臆病な私に,君の溺愛は甘過ぎる。



「そんな顔俺に見せてると,澪に怒られるよ? 主に俺が」

「れ,澪?」



急になんで澪?

私はぷくっと頬を膨らませる。



「だ~か~ら~。怒られるんだって…ははっ変な顔笑」

「…やめとぇよ」



片手で頬を持ち上げる様にぐいっと手のひらが当てられた。

けれど,離れていった指に水滴がついているのをみて,私は強く出れなくなる。

まだ,残ってたんだ……

恥ずかしさすら生まれて,こっくりと黙りこんだ。



「何? みおちゃん。腹違いの兄弟とか,そーゆーのが欲しかった?」



からかうような口調なのに,なんでか。

その笑い声は乾いて,自傷の様にも聞こえた。



「…あり得ないよ。澪と同い年なんだもん。
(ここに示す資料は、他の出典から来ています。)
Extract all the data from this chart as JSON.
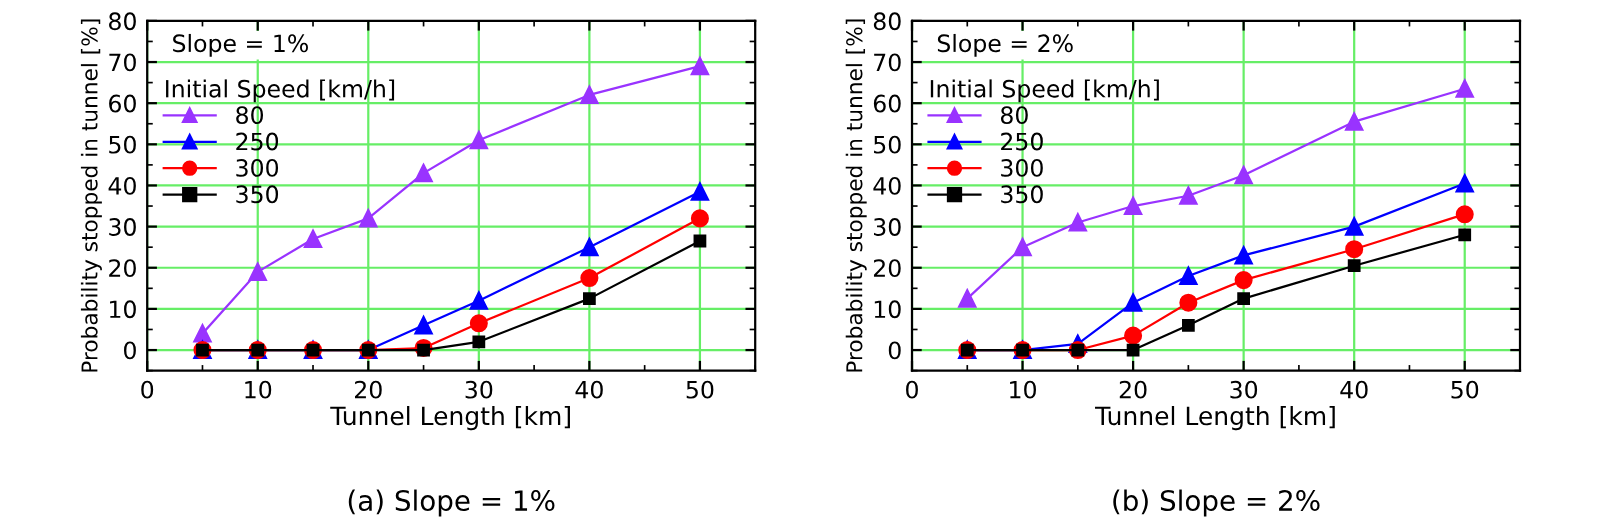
{
  "chart_data": [
    {
      "type": "line",
      "xlabel": "Tunnel Length [km]",
      "ylabel": "Probability stopped in tunnel [%]",
      "legend_title": "Initial Speed [km/h]",
      "annotations": [
        "Slope = 1%",
        "(a) Slope = 1%"
      ],
      "x": [
        5,
        10,
        15,
        20,
        25,
        30,
        40,
        50
      ],
      "series": [
        {
          "name": "80",
          "color": "#9933ff",
          "marker": "triangle",
          "values": [
            4,
            19,
            27,
            32,
            43,
            51,
            62,
            69
          ]
        },
        {
          "name": "250",
          "color": "#0000ff",
          "marker": "triangle",
          "values": [
            0,
            0,
            0,
            0,
            6,
            12,
            25,
            38.5
          ]
        },
        {
          "name": "300",
          "color": "#ff0000",
          "marker": "circle",
          "values": [
            0,
            0,
            0,
            0,
            0.5,
            6.5,
            17.5,
            32
          ]
        },
        {
          "name": "350",
          "color": "#000000",
          "marker": "square",
          "values": [
            0,
            0,
            0,
            0,
            0,
            2,
            12.5,
            26.5
          ]
        }
      ],
      "xlim": [
        0,
        55
      ],
      "xticks": [
        0,
        10,
        20,
        30,
        40,
        50
      ],
      "ylim": [
        -5,
        80
      ],
      "yticks": [
        0,
        10,
        20,
        30,
        40,
        50,
        60,
        70,
        80
      ],
      "grid": true,
      "legend": "top left",
      "line_style": "solid"
    },
    {
      "type": "line",
      "xlabel": "Tunnel Length [km]",
      "ylabel": "Probability stopped in tunnel [%]",
      "legend_title": "Initial Speed [km/h]",
      "annotations": [
        "Slope = 2%",
        "(b) Slope = 2%"
      ],
      "x": [
        5,
        10,
        15,
        20,
        25,
        30,
        40,
        50
      ],
      "series": [
        {
          "name": "80",
          "color": "#9933ff",
          "marker": "triangle",
          "values": [
            12.5,
            25,
            31,
            35,
            37.5,
            42.5,
            55.5,
            63.5
          ]
        },
        {
          "name": "250",
          "color": "#0000ff",
          "marker": "triangle",
          "values": [
            0,
            0,
            1.5,
            11.5,
            18,
            23,
            30,
            40.5
          ]
        },
        {
          "name": "300",
          "color": "#ff0000",
          "marker": "circle",
          "values": [
            0,
            0,
            0,
            3.5,
            11.5,
            17,
            24.5,
            33
          ]
        },
        {
          "name": "350",
          "color": "#000000",
          "marker": "square",
          "values": [
            0,
            0,
            0,
            0,
            6,
            12.5,
            20.5,
            28
          ]
        }
      ],
      "xlim": [
        0,
        55
      ],
      "xticks": [
        0,
        10,
        20,
        30,
        40,
        50
      ],
      "ylim": [
        -5,
        80
      ],
      "yticks": [
        0,
        10,
        20,
        30,
        40,
        50,
        60,
        70,
        80
      ],
      "grid": true,
      "legend": "top left",
      "line_style": "solid"
    }
  ]
}
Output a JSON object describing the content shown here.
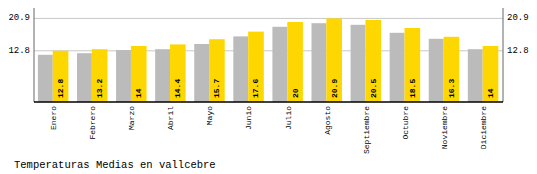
{
  "chart_data": {
    "type": "bar",
    "title": "Temperaturas Medias en vallcebre",
    "categories": [
      "Enero",
      "Febrero",
      "Marzo",
      "Abril",
      "Mayo",
      "Junio",
      "Julio",
      "Agosto",
      "Septiembre",
      "Octubre",
      "Noviembre",
      "Diciembre"
    ],
    "series": [
      {
        "color": "#BBBBBB",
        "values": [
          11.8,
          12.2,
          13.0,
          13.2,
          14.5,
          16.4,
          18.8,
          19.7,
          19.3,
          17.3,
          15.8,
          13.2
        ]
      },
      {
        "color": "#FFD700",
        "data_labels": true,
        "values": [
          12.8,
          13.2,
          14.0,
          14.4,
          15.7,
          17.6,
          20.0,
          20.9,
          20.5,
          18.5,
          16.3,
          14.0
        ]
      }
    ],
    "ylim": [
      0,
      23.5
    ],
    "yticks": [
      12.8,
      20.9
    ],
    "grid": true
  }
}
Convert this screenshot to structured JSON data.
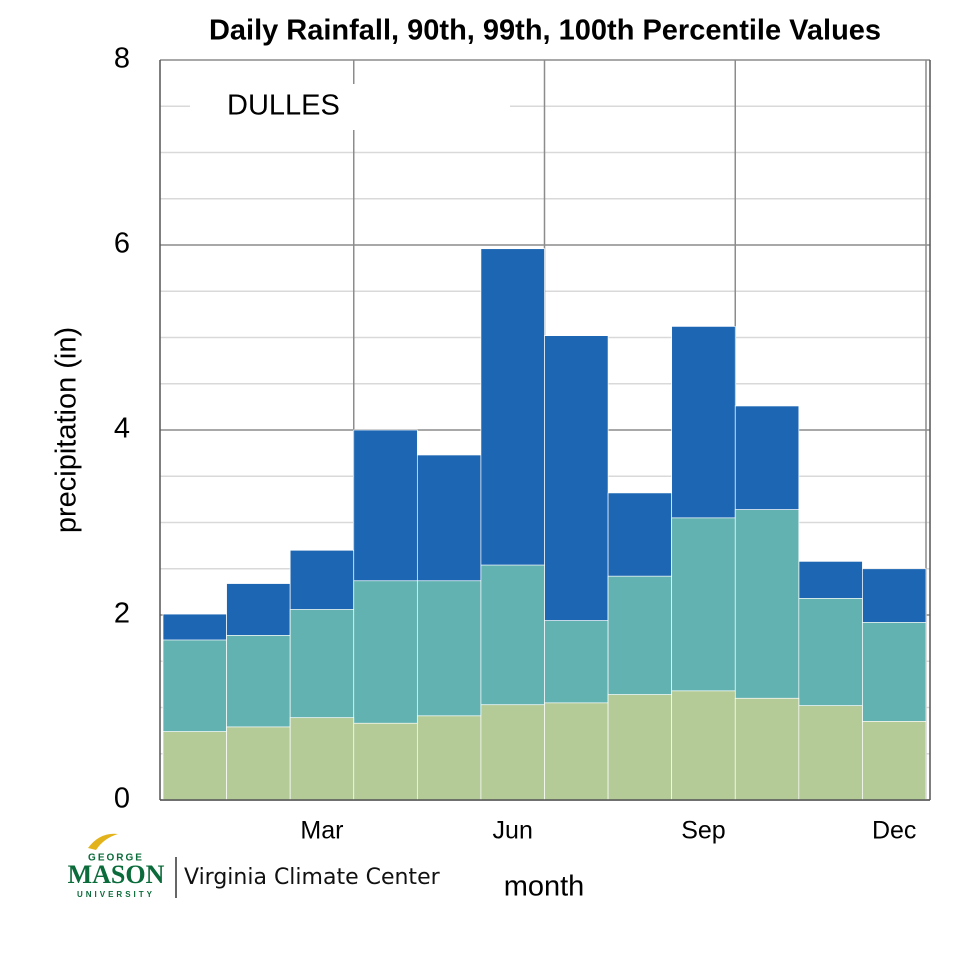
{
  "chart_data": {
    "type": "bar",
    "title": "Daily Rainfall, 90th, 99th, 100th Percentile Values",
    "annotation": "DULLES",
    "xlabel": "month",
    "ylabel": "precipitation (in)",
    "categories": [
      null,
      null,
      "Mar",
      null,
      null,
      "Jun",
      null,
      null,
      "Sep",
      null,
      null,
      "Dec"
    ],
    "series": [
      {
        "color": "#1c66b3",
        "values": [
          2.01,
          2.34,
          2.7,
          4.0,
          3.73,
          5.96,
          5.02,
          3.32,
          5.12,
          4.26,
          2.58,
          2.5
        ]
      },
      {
        "color": "#62b2b1",
        "values": [
          1.73,
          1.78,
          2.06,
          2.37,
          2.37,
          2.54,
          1.94,
          2.42,
          3.05,
          3.14,
          2.18,
          1.92
        ]
      },
      {
        "color": "#b4cb98",
        "values": [
          0.74,
          0.79,
          0.89,
          0.83,
          0.91,
          1.03,
          1.05,
          1.14,
          1.18,
          1.1,
          1.02,
          0.85
        ]
      }
    ],
    "ylim": [
      0,
      8
    ],
    "yticks": [
      0,
      2,
      4,
      6,
      8
    ],
    "grid": true
  },
  "logo": {
    "top": "GEORGE",
    "main": "MASON",
    "bottom": "UNIVERSITY",
    "center": "Virginia Climate Center"
  }
}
お義母さん,円満離婚だって言ってたし」

「うん。ごめんごめん。冗談」

「…そう聞こえなかった」

「もー。ごめんって。」



何も解決しないまま,お寿司を1皿ずつ平らげた私たちは,お寿司やさんを後にした。

…似てないし,ね。

私は礼夢くんの表情を,人知れず引きずっていた。